Xenia Rubinos didn’t think she’d be able to make music again. After a period of extensive touring and personal hardship, she visited a curandero, who saw in her a “pérdida de espíritu”—loss of spirit. It’s now been five years since her last album, Black Terry Cat, and her third project, Una Rosa, isn’t a neat bookend to the period in between, nor is it a balm or salve. It’s better, truer to the joy and pain of the past that flicker into the present like unwelcome thoughts.
In its shades of love and grief, Una Rosa sounds like life as it arrives. It’s also a record steeped in Caribbean texts that have influenced Rubinos’ musicianship, alongside the jazz, hip-hop, and R&B that shaped her first two albums. And it’s her first project to cite its Latin sources so consistently and directly, adding another texture to the spirit of struggle that runs through her best-known work.

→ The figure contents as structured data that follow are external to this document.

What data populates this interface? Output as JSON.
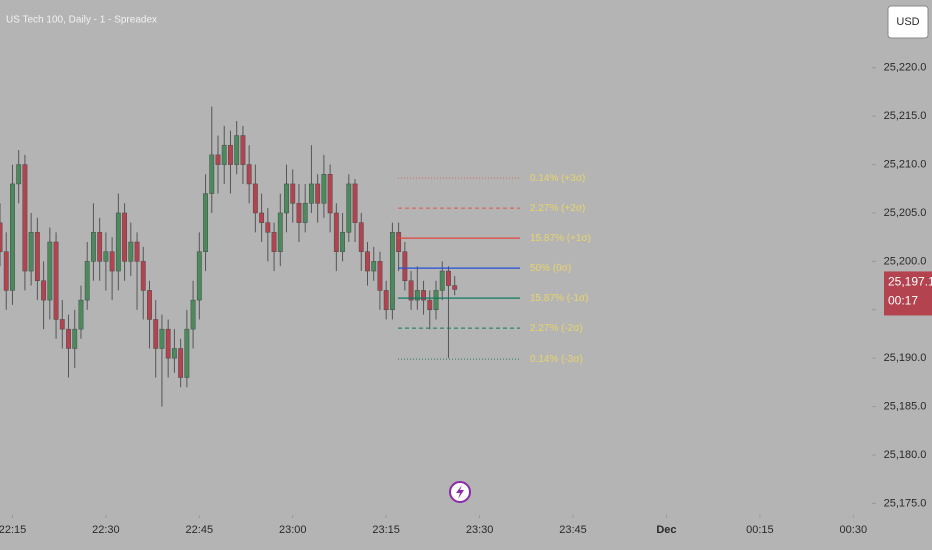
{
  "chart_data": {
    "type": "candlestick",
    "title": "US Tech 100, Daily - 1 - Spreadex",
    "currency": "USD",
    "x": [
      "22:13",
      "22:14",
      "22:15",
      "22:16",
      "22:17",
      "22:18",
      "22:19",
      "22:20",
      "22:21",
      "22:22",
      "22:23",
      "22:24",
      "22:25",
      "22:26",
      "22:27",
      "22:28",
      "22:29",
      "22:30",
      "22:31",
      "22:32",
      "22:33",
      "22:34",
      "22:35",
      "22:36",
      "22:37",
      "22:38",
      "22:39",
      "22:40",
      "22:41",
      "22:42",
      "22:43",
      "22:44",
      "22:45",
      "22:46",
      "22:47",
      "22:48",
      "22:49",
      "22:50",
      "22:51",
      "22:52",
      "22:53",
      "22:54",
      "22:55",
      "22:56",
      "22:57",
      "22:58",
      "22:59",
      "23:00",
      "23:01",
      "23:02",
      "23:03",
      "23:04",
      "23:05",
      "23:06",
      "23:07",
      "23:08",
      "23:09",
      "23:10",
      "23:11",
      "23:12",
      "23:13",
      "23:14",
      "23:15",
      "23:16",
      "23:17",
      "23:18",
      "23:19",
      "23:20",
      "23:21",
      "23:22",
      "23:23",
      "23:24",
      "23:25",
      "23:26"
    ],
    "open": [
      25204,
      25201,
      25197,
      25208,
      25210,
      25199,
      25203,
      25198,
      25196,
      25202,
      25194,
      25193,
      25191,
      25193,
      25196,
      25200,
      25203,
      25200,
      25201,
      25199,
      25205,
      25200,
      25202,
      25200,
      25197,
      25194,
      25191,
      25193,
      25190,
      25191,
      25188,
      25193,
      25196,
      25201,
      25207,
      25211,
      25210,
      25212,
      25210,
      25213,
      25210,
      25208,
      25205,
      25204,
      25203,
      25201,
      25205,
      25208,
      25206,
      25204,
      25206,
      25208,
      25206,
      25209,
      25205,
      25201,
      25203,
      25208,
      25204,
      25201,
      25199,
      25200,
      25197,
      25195,
      25203,
      25201,
      25198,
      25196,
      25197,
      25196,
      25195,
      25197,
      25199,
      25197.5
    ],
    "high": [
      25206,
      25203,
      25210,
      25211.5,
      25211,
      25205,
      25204.5,
      25200,
      25203.5,
      25203,
      25196,
      25194.5,
      25195,
      25197.5,
      25202,
      25206,
      25204.5,
      25203,
      25202.5,
      25207,
      25206,
      25204,
      25203,
      25201.5,
      25198,
      25196,
      25194.5,
      25194,
      25193,
      25192,
      25195,
      25198,
      25203,
      25209,
      25216,
      25213,
      25214,
      25213.5,
      25214.5,
      25214,
      25212,
      25210,
      25207,
      25205.5,
      25204,
      25207,
      25210,
      25209.5,
      25208,
      25208,
      25212,
      25209,
      25211,
      25210,
      25206,
      25205,
      25209,
      25208.5,
      25205,
      25202,
      25201.5,
      25201,
      25198,
      25204,
      25204,
      25202,
      25199,
      25199.5,
      25198,
      25197,
      25198,
      25200,
      25199.5,
      25198.5
    ],
    "low": [
      25199.5,
      25195,
      25195.5,
      25206,
      25197,
      25197.5,
      25196,
      25193,
      25194,
      25192,
      25191,
      25188,
      25189,
      25192,
      25195,
      25198,
      25198,
      25197,
      25196,
      25197,
      25198,
      25198.5,
      25195,
      25194,
      25191,
      25188,
      25185,
      25188,
      25188.5,
      25187,
      25187,
      25191,
      25194,
      25199,
      25205,
      25207,
      25208,
      25207,
      25209,
      25208,
      25206,
      25203,
      25202,
      25200,
      25199,
      25199.5,
      25203,
      25204,
      25202,
      25203,
      25205,
      25204,
      25204.5,
      25203,
      25199,
      25200,
      25202,
      25202,
      25199,
      25197.5,
      25198,
      25195,
      25194,
      25194,
      25199,
      25197,
      25195,
      25195,
      25194.5,
      25193,
      25194,
      25196,
      25190,
      25196.5
    ],
    "close": [
      25201,
      25197,
      25208,
      25210,
      25199,
      25203,
      25198,
      25196,
      25202,
      25194,
      25193,
      25191,
      25193,
      25196,
      25200,
      25203,
      25200,
      25201,
      25199,
      25205,
      25200,
      25202,
      25200,
      25197,
      25194,
      25191,
      25193,
      25190,
      25191,
      25188,
      25193,
      25196,
      25201,
      25207,
      25211,
      25210,
      25212,
      25210,
      25213,
      25210,
      25208,
      25205,
      25204,
      25203,
      25201,
      25205,
      25208,
      25206,
      25204,
      25206,
      25208,
      25206,
      25209,
      25205,
      25201,
      25203,
      25208,
      25204,
      25201,
      25199,
      25200,
      25197,
      25195,
      25203,
      25201,
      25198,
      25196,
      25197,
      25196,
      25195,
      25197,
      25199,
      25197.5,
      25197.1
    ],
    "up_color": "#4a8a5c",
    "down_color": "#b2434f",
    "xlim": [
      "22:13",
      "00:33"
    ],
    "xticks": [
      "22:15",
      "22:30",
      "22:45",
      "23:00",
      "23:15",
      "23:30",
      "23:45",
      {
        "value": "00:00",
        "label": "Dec"
      },
      "00:15",
      "00:30"
    ],
    "ylim": [
      25173.8,
      25227
    ],
    "yticks": [
      {
        "value": 25175,
        "label": "25,175.0"
      },
      {
        "value": 25180,
        "label": "25,180.0"
      },
      {
        "value": 25185,
        "label": "25,185.0"
      },
      {
        "value": 25190,
        "label": "25,190.0"
      },
      {
        "value": 25195,
        "label": "25,195.0"
      },
      {
        "value": 25200,
        "label": "25,200.0"
      },
      {
        "value": 25205,
        "label": "25,205.0"
      },
      {
        "value": 25210,
        "label": "25,210.0"
      },
      {
        "value": 25215,
        "label": "25,215.0"
      },
      {
        "value": 25220,
        "label": "25,220.0"
      }
    ],
    "levels": [
      {
        "label": "0.14% (+3σ)",
        "value": 25208.6,
        "color": "#d9665c",
        "style": "dotted"
      },
      {
        "label": "2.27% (+2σ)",
        "value": 25205.5,
        "color": "#e0574c",
        "style": "dashed"
      },
      {
        "label": "15.87% (+1σ)",
        "value": 25202.4,
        "color": "#e0443c",
        "style": "solid"
      },
      {
        "label": "50% (0σ)",
        "value": 25199.3,
        "color": "#2450d8",
        "style": "solid"
      },
      {
        "label": "15.87% (-1σ)",
        "value": 25196.2,
        "color": "#0f7a62",
        "style": "solid"
      },
      {
        "label": "2.27% (-2σ)",
        "value": 25193.1,
        "color": "#0f7a62",
        "style": "dashed"
      },
      {
        "label": "0.14% (-3σ)",
        "value": 25189.9,
        "color": "#2f7a5a",
        "style": "dotted"
      }
    ],
    "last_price": {
      "value": 25197.1,
      "label": "25,197.1"
    },
    "countdown": "00:17"
  }
}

While Rubinos has always been a futurist, Una Rosa comprises very particular Caribbean reference points of the past. A melancholy flute plays a music-box version of Puerto Rican composer José Enrique Pedreira’s danza “Una Rosa,” the same melody a young Rubinos heard from her great-grandmother’s flower lamp—the album’s main visual inspiration. Rubinos hums the tune as if trying to recall its origin. Bright, icy synths cure the memory. Elsewhere, there’s the corta venas bolero “Ay Hombre”; the ad for spiritualist Santiago Aranegui’s radio program about “the mysteries of the universe” at the end of “Cógelo Suave”; the echo of an old Cuban yambú floating over the worker’s lament of “Working All the Time.” The clave often grounds the album, as on “Sacude,” which builds into a limpieza around the mantra of “Sacude sacude y Dios que me ayude,” with Rubinos as the sonero of her invented rumba.

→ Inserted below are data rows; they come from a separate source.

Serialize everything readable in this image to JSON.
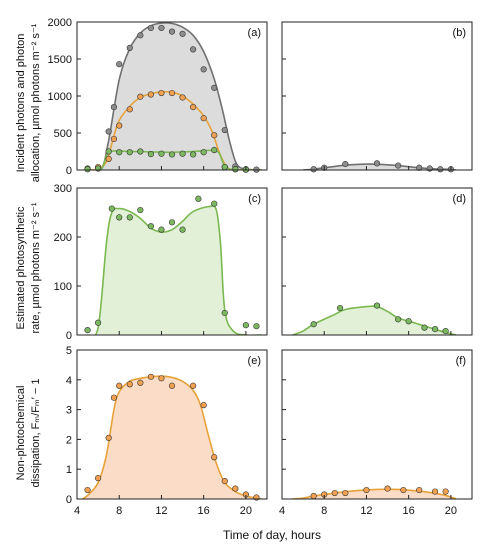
{
  "figure": {
    "x_axis_label": "Time of day, hours",
    "row_labels": [
      [
        "Incident photons and photon",
        "allocation, µmol photons m⁻² s⁻¹"
      ],
      [
        "Estimated photosynthetic",
        "rate, µmol photons m⁻² s⁻¹"
      ],
      [
        "Non-photochemical",
        "dissipation, Fₘ/Fₘ′ − 1"
      ]
    ]
  },
  "colors": {
    "gray_line": "#707070",
    "gray_fill": "#dcdcdc",
    "gray_point": "#8c8c8c",
    "orange_line": "#e8a23a",
    "orange_point": "#f0a050",
    "orange_fill": "#fbdcc6",
    "green_line": "#7ab850",
    "green_point": "#7cb860",
    "green_fill": "#e3f0d8",
    "axis": "#222222"
  },
  "chart_data": [
    {
      "panel": "(a)",
      "type": "line",
      "xlim": [
        4,
        22
      ],
      "ylim": [
        0,
        2000
      ],
      "xticks": [
        4,
        8,
        12,
        16,
        20
      ],
      "yticks": [
        0,
        500,
        1000,
        1500,
        2000
      ],
      "show_ytick_labels": true,
      "show_xtick_labels": false,
      "series": [
        {
          "color": "gray",
          "filled": true,
          "points": [
            [
              5,
              20
            ],
            [
              6,
              30
            ],
            [
              7,
              520
            ],
            [
              7.5,
              850
            ],
            [
              8,
              1430
            ],
            [
              9,
              1650
            ],
            [
              10,
              1820
            ],
            [
              11,
              1920
            ],
            [
              12,
              1920
            ],
            [
              13,
              1870
            ],
            [
              14,
              1840
            ],
            [
              15,
              1630
            ],
            [
              16,
              1360
            ],
            [
              17,
              1110
            ],
            [
              18,
              540
            ],
            [
              19,
              50
            ],
            [
              20,
              10
            ],
            [
              21,
              5
            ]
          ],
          "curve": [
            [
              5,
              0
            ],
            [
              6.3,
              15
            ],
            [
              7,
              400
            ],
            [
              8,
              1220
            ],
            [
              9,
              1640
            ],
            [
              10,
              1850
            ],
            [
              11,
              1950
            ],
            [
              12,
              1985
            ],
            [
              13,
              1980
            ],
            [
              14,
              1930
            ],
            [
              15,
              1820
            ],
            [
              16,
              1600
            ],
            [
              17,
              1230
            ],
            [
              17.8,
              800
            ],
            [
              18.4,
              420
            ],
            [
              19,
              120
            ],
            [
              19.5,
              30
            ],
            [
              20.5,
              5
            ],
            [
              21.5,
              0
            ]
          ]
        },
        {
          "color": "orange",
          "filled": false,
          "points": [
            [
              6,
              40
            ],
            [
              7,
              150
            ],
            [
              7.5,
              420
            ],
            [
              8,
              600
            ],
            [
              9,
              820
            ],
            [
              10,
              990
            ],
            [
              11,
              1020
            ],
            [
              12,
              1040
            ],
            [
              13,
              1040
            ],
            [
              14,
              980
            ],
            [
              15,
              850
            ],
            [
              16,
              700
            ],
            [
              17,
              470
            ],
            [
              18,
              40
            ],
            [
              19,
              10
            ],
            [
              20,
              5
            ]
          ],
          "curve": [
            [
              5,
              0
            ],
            [
              6,
              15
            ],
            [
              6.8,
              120
            ],
            [
              7.5,
              460
            ],
            [
              8,
              670
            ],
            [
              9,
              860
            ],
            [
              10,
              980
            ],
            [
              11,
              1030
            ],
            [
              12,
              1055
            ],
            [
              13,
              1050
            ],
            [
              14,
              1000
            ],
            [
              15,
              890
            ],
            [
              16,
              730
            ],
            [
              16.8,
              520
            ],
            [
              17.5,
              230
            ],
            [
              18.2,
              40
            ],
            [
              19,
              5
            ],
            [
              21.5,
              0
            ]
          ]
        },
        {
          "color": "green",
          "filled": false,
          "points": [
            [
              5,
              10
            ],
            [
              6,
              20
            ],
            [
              7,
              250
            ],
            [
              8,
              240
            ],
            [
              9,
              240
            ],
            [
              10,
              250
            ],
            [
              11,
              215
            ],
            [
              12,
              220
            ],
            [
              13,
              210
            ],
            [
              14,
              220
            ],
            [
              15,
              210
            ],
            [
              16,
              240
            ],
            [
              17,
              270
            ],
            [
              18,
              40
            ],
            [
              19,
              10
            ],
            [
              20,
              5
            ]
          ],
          "curve": [
            [
              5,
              0
            ],
            [
              6.3,
              10
            ],
            [
              6.8,
              200
            ],
            [
              7.3,
              255
            ],
            [
              9,
              250
            ],
            [
              11,
              245
            ],
            [
              13,
              240
            ],
            [
              15,
              250
            ],
            [
              16.5,
              265
            ],
            [
              17.4,
              240
            ],
            [
              17.9,
              80
            ],
            [
              18.5,
              10
            ],
            [
              19.5,
              0
            ],
            [
              21.5,
              0
            ]
          ]
        }
      ]
    },
    {
      "panel": "(b)",
      "type": "line",
      "xlim": [
        4,
        22
      ],
      "ylim": [
        0,
        2000
      ],
      "xticks": [
        4,
        8,
        12,
        16,
        20
      ],
      "yticks": [
        0,
        500,
        1000,
        1500,
        2000
      ],
      "show_ytick_labels": false,
      "show_xtick_labels": false,
      "series": [
        {
          "color": "gray",
          "filled": true,
          "points": [
            [
              7,
              10
            ],
            [
              8,
              30
            ],
            [
              10,
              80
            ],
            [
              13,
              90
            ],
            [
              15,
              60
            ],
            [
              17,
              30
            ],
            [
              18,
              20
            ],
            [
              19,
              10
            ],
            [
              20,
              10
            ]
          ],
          "curve": [
            [
              6,
              0
            ],
            [
              7,
              12
            ],
            [
              8,
              30
            ],
            [
              10,
              65
            ],
            [
              12,
              80
            ],
            [
              13,
              78
            ],
            [
              15,
              60
            ],
            [
              17,
              30
            ],
            [
              18.5,
              15
            ],
            [
              20,
              8
            ],
            [
              20.5,
              0
            ]
          ]
        }
      ]
    },
    {
      "panel": "(c)",
      "type": "line",
      "xlim": [
        4,
        22
      ],
      "ylim": [
        0,
        300
      ],
      "xticks": [
        4,
        8,
        12,
        16,
        20
      ],
      "yticks": [
        0,
        100,
        200,
        300
      ],
      "show_ytick_labels": true,
      "show_xtick_labels": false,
      "series": [
        {
          "color": "green",
          "filled": true,
          "points": [
            [
              5,
              10
            ],
            [
              6,
              25
            ],
            [
              7.3,
              258
            ],
            [
              8,
              240
            ],
            [
              9,
              240
            ],
            [
              10,
              255
            ],
            [
              11,
              222
            ],
            [
              12,
              215
            ],
            [
              13,
              230
            ],
            [
              14,
              215
            ],
            [
              15.5,
              278
            ],
            [
              17,
              268
            ],
            [
              18,
              45
            ],
            [
              20,
              20
            ],
            [
              21,
              18
            ]
          ],
          "curve": [
            [
              5,
              0
            ],
            [
              6,
              15
            ],
            [
              6.8,
              190
            ],
            [
              7.3,
              250
            ],
            [
              8,
              258
            ],
            [
              9,
              252
            ],
            [
              10,
              238
            ],
            [
              11,
              218
            ],
            [
              12,
              210
            ],
            [
              13,
              215
            ],
            [
              14,
              232
            ],
            [
              15,
              252
            ],
            [
              16.5,
              262
            ],
            [
              17.2,
              255
            ],
            [
              17.6,
              185
            ],
            [
              18,
              50
            ],
            [
              18.8,
              8
            ],
            [
              20,
              0
            ],
            [
              21.5,
              0
            ]
          ]
        }
      ]
    },
    {
      "panel": "(d)",
      "type": "line",
      "xlim": [
        4,
        22
      ],
      "ylim": [
        0,
        300
      ],
      "xticks": [
        4,
        8,
        12,
        16,
        20
      ],
      "yticks": [
        0,
        100,
        200,
        300
      ],
      "show_ytick_labels": false,
      "show_xtick_labels": false,
      "series": [
        {
          "color": "green",
          "filled": true,
          "points": [
            [
              7,
              22
            ],
            [
              9.5,
              55
            ],
            [
              13,
              60
            ],
            [
              15,
              32
            ],
            [
              16,
              28
            ],
            [
              17.5,
              15
            ],
            [
              18.5,
              12
            ],
            [
              19.5,
              8
            ]
          ],
          "curve": [
            [
              5,
              0
            ],
            [
              6,
              8
            ],
            [
              7,
              22
            ],
            [
              9,
              42
            ],
            [
              10,
              52
            ],
            [
              12,
              58
            ],
            [
              13,
              58
            ],
            [
              14,
              48
            ],
            [
              15,
              35
            ],
            [
              16.5,
              25
            ],
            [
              18,
              15
            ],
            [
              19.5,
              5
            ],
            [
              20.5,
              0
            ]
          ]
        }
      ]
    },
    {
      "panel": "(e)",
      "type": "line",
      "xlim": [
        4,
        22
      ],
      "ylim": [
        0,
        5
      ],
      "xticks": [
        4,
        8,
        12,
        16,
        20
      ],
      "yticks": [
        0,
        1,
        2,
        3,
        4,
        5
      ],
      "show_ytick_labels": true,
      "show_xtick_labels": true,
      "series": [
        {
          "color": "orange",
          "filled": true,
          "points": [
            [
              5,
              0.3
            ],
            [
              6,
              0.7
            ],
            [
              7,
              2.05
            ],
            [
              7.5,
              3.4
            ],
            [
              8,
              3.8
            ],
            [
              9,
              3.85
            ],
            [
              10,
              3.9
            ],
            [
              11,
              4.1
            ],
            [
              12,
              4.05
            ],
            [
              13,
              3.8
            ],
            [
              15,
              3.8
            ],
            [
              16,
              3.15
            ],
            [
              17,
              1.4
            ],
            [
              18,
              0.6
            ],
            [
              19,
              0.35
            ],
            [
              20,
              0.15
            ],
            [
              21,
              0.05
            ]
          ],
          "curve": [
            [
              4.5,
              0
            ],
            [
              5,
              0.12
            ],
            [
              6,
              0.55
            ],
            [
              6.8,
              1.5
            ],
            [
              7.5,
              3.0
            ],
            [
              8,
              3.6
            ],
            [
              9,
              3.95
            ],
            [
              10,
              4.05
            ],
            [
              11,
              4.1
            ],
            [
              12,
              4.12
            ],
            [
              13,
              4.08
            ],
            [
              14,
              3.95
            ],
            [
              15,
              3.65
            ],
            [
              15.7,
              3.15
            ],
            [
              16.4,
              2.2
            ],
            [
              17.2,
              1.2
            ],
            [
              18,
              0.55
            ],
            [
              19,
              0.25
            ],
            [
              20,
              0.1
            ],
            [
              21,
              0.03
            ],
            [
              21.5,
              0
            ]
          ]
        }
      ]
    },
    {
      "panel": "(f)",
      "type": "line",
      "xlim": [
        4,
        22
      ],
      "ylim": [
        0,
        5
      ],
      "xticks": [
        4,
        8,
        12,
        16,
        20
      ],
      "yticks": [
        0,
        1,
        2,
        3,
        4,
        5
      ],
      "show_ytick_labels": false,
      "show_xtick_labels": true,
      "series": [
        {
          "color": "orange",
          "filled": true,
          "points": [
            [
              7,
              0.1
            ],
            [
              8,
              0.15
            ],
            [
              9,
              0.2
            ],
            [
              10,
              0.2
            ],
            [
              12,
              0.3
            ],
            [
              14,
              0.35
            ],
            [
              15.5,
              0.3
            ],
            [
              17,
              0.3
            ],
            [
              18.5,
              0.25
            ],
            [
              19.5,
              0.25
            ]
          ],
          "curve": [
            [
              5,
              0
            ],
            [
              6,
              0.03
            ],
            [
              7,
              0.1
            ],
            [
              9,
              0.2
            ],
            [
              11,
              0.28
            ],
            [
              13,
              0.32
            ],
            [
              15,
              0.32
            ],
            [
              16.5,
              0.28
            ],
            [
              18,
              0.22
            ],
            [
              19.5,
              0.12
            ],
            [
              20.5,
              0
            ]
          ]
        }
      ]
    }
  ]
}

Then there’s the spiritual bath of synthesizers, modulation, and even Psycho strings—the dark, electronic-acoustic interplay that has kept Rubinos’ music so undefinable. Her layering of the personal and political runs counter to the labels she’s resisted as a Latinx artist throughout her career. Released last October, “Who Shot Ya?” is a silvery condemnation of police and the cops who killed Breonna Taylor, the detention of children at the U.S.-Mexico border, and the wealthy who reap profit on stolen land. The song interpolates Bob Marley’s “I Shot the Sheriff” alongside verses from poet José Martí’s “Yo soy un hombre sincero” and a fanged allusion to Héctor Lavoe’s 1976 salsa “Hacha y Machete,” a song about strength in community. The liberationist implications of each are here compiled into a call to action: “Alguien preguntará más tarde/Que hiciste?/Hacha y machete/O dormiste?” (“Someone will ask later/What did you do?/Axe and machete/Or did you sleep?”).

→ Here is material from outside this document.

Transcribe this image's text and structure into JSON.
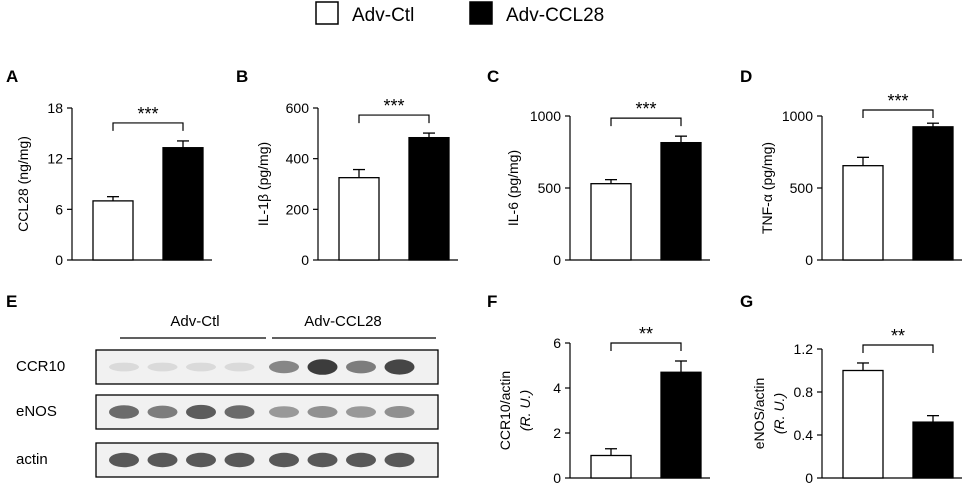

These musical pieces fit seamlessly into Rubinos’ inventory of memories, her urge toward complexity directed as far inward as outward. “Don’t Put Me in Red” opens with a series of increasingly urgent wordless vocalizations—given subtitles like “mispronounced misspelled misunderstood” in the music video—and expands into a ballad about the red “Latina lighting” Rubinos is often placed in while performing: “the color you think I’ve spent my life in,” she sings.
Across the album, Rubinos doesn’t need to name her feelings for them to be realized. Often, it’s just the shape of an emotion stuck in the throat. “Did My Best” is a trick candle of grief whose vocals expand slower and with more uncertainty than the steady synth loop behind them. “I never thought I’d have to write this song,” she sings. On “What Is This Voice?,” she ends the album by repeating the fragment “I am so/I am so,” unhurried. Like the rest of Una Rosa, the phrases don’t beg to be whole, only felt.